Gail Atwood, 52, fell down inside her Brownsville apartment on July 26 at about 9:30 p.m. and tried to use her push-button necklace to summon help – but it malfunctioned and nobody showed up, she claims in her Brooklyn Supreme Court lawsuit.

Gail Atwood claims her medical alert technology failed after she fell in her Brooklyn home.Paul Martinka

"I was screaming. I was trying to slide through the house," said the diabetic Atwood, whose body is partially paralyzed from a stroke.

"The medical alert failed me and I could have died in the apartment."

The company that made Life Alert was made infamous in the 1990s for a series of ads where an elderly woman lying on the floor would call for help using the necklace.

The product was so well-known it has been used as a punchline on 30 Rock, The Tonight Show with Jay Leno, and Family Matters.

But in an embarrassing twist, Atwood's lawyer accidentally sued the higher-profile Life Alert instead of the company that actually provided Atwood's pendant.

"I made a mistake. I sued the wrong company. I feel like an idiot," said Atwood lawyer Michael Collesano.
Atwood said the company that made and services her pendant is actually named Medical Alert.

The mistake was not discovered until Life Alert saw the photo of Atwood's pendant on the New York Post website and had their lawyer call a reporter to correct Collesano's mistake.

"Life Alert has no records of a subscriber Gail Atwood. That's not Life Alert's pendant," said Life Alert lawyer Ralph Loeb.

Atwood lay on her floor for three days before a neighbor knocked on her door while walking his dogs.

"I didn't hear anything at first. But I keep knocking and then I heard a little voice say, 'Help, call the police,'" said neighbor Errol Minott, 50.

"When I found out it was three days I was amazed she lived that long."

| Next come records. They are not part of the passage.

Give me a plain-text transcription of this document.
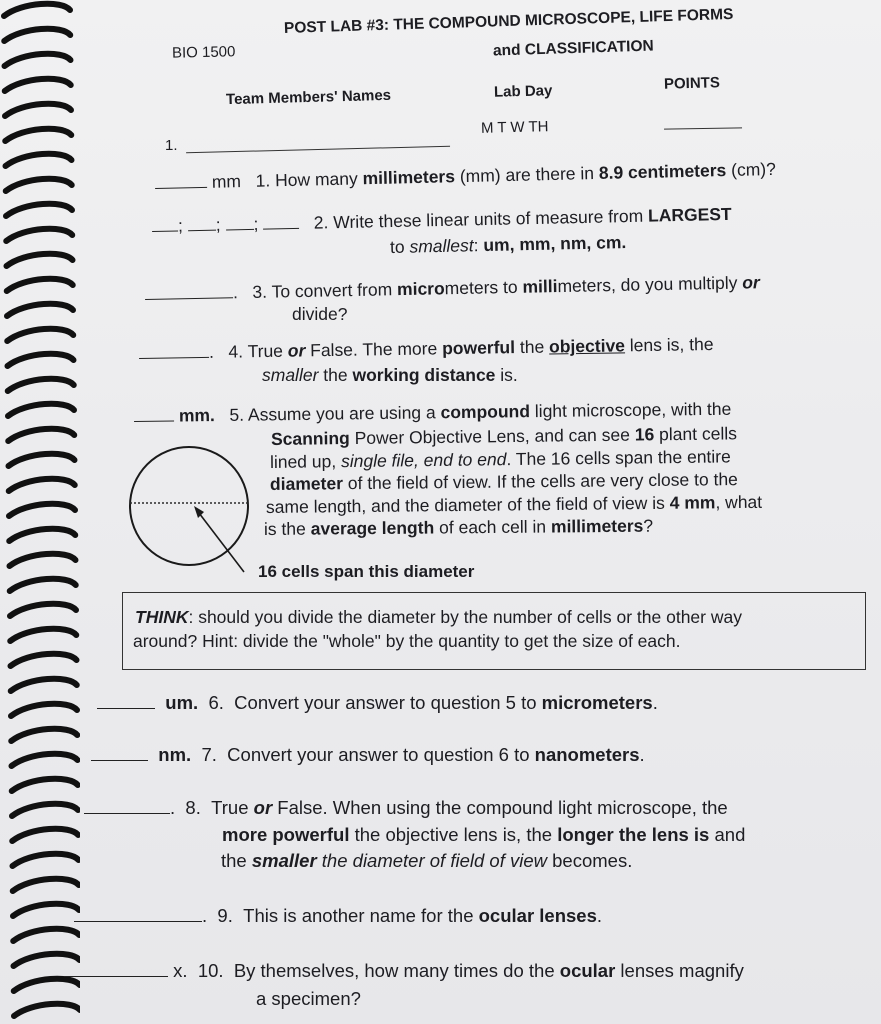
BIO 1500
POST LAB #3: THE COMPOUND MICROSCOPE, LIFE FORMS
and CLASSIFICATION
Team Members' Names	Lab Day	POINTS
1.
M T W TH
mm 1. How many millimeters (mm) are there in 8.9 centimeters (cm)?
; ; ;	2. Write these linear units of measure from LARGEST
to smallest: um, mm, nm, cm.
. 3. To convert from micrometers to millimeters, do you multiply or
divide?
. 4. True or False. The more powerful the objective lens is, the
smaller the working distance is.
mm. 5. Assume you are using a compound light microscope, with the
Scanning Power Objective Lens, and can see 16 plant cells
lined up, single file, end to end. The 16 cells span the entire
diameter of the field of view. If the cells are very close to the
same length, and the diameter of the field of view is 4 mm, what
is the average length of each cell in millimeters?
16 cells span this diameter
THINK: should you divide the diameter by the number of cells or the other way
around? Hint: divide the "whole" by the quantity to get the size of each.
um. 6. Convert your answer to question 5 to micrometers.
nm. 7. Convert your answer to question 6 to nanometers.
. 8. True or False. When using the compound light microscope, the
more powerful the objective lens is, the longer the lens is and
the smaller the diameter of field of view becomes.
. 9. This is another name for the ocular lenses.
x. 10. By themselves, how many times do the ocular lenses magnify
a specimen?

Atwood said she spent five days recovering at Brookdale Hospital.

A week before she fell, a Cablevision rep visited her home to "provide maintenance" to the phone lines that carry the signal.

Cablevision is also named in the suit.

Atwood said she knows other neighbors heard her but never came to her aid.

"I know people heard me screaming for help, but nobody would come help. I was angry," she said, adding that she has used the necklace in the past when she needed help.

Cablevision declined to comment as they had not yet seen the complaint.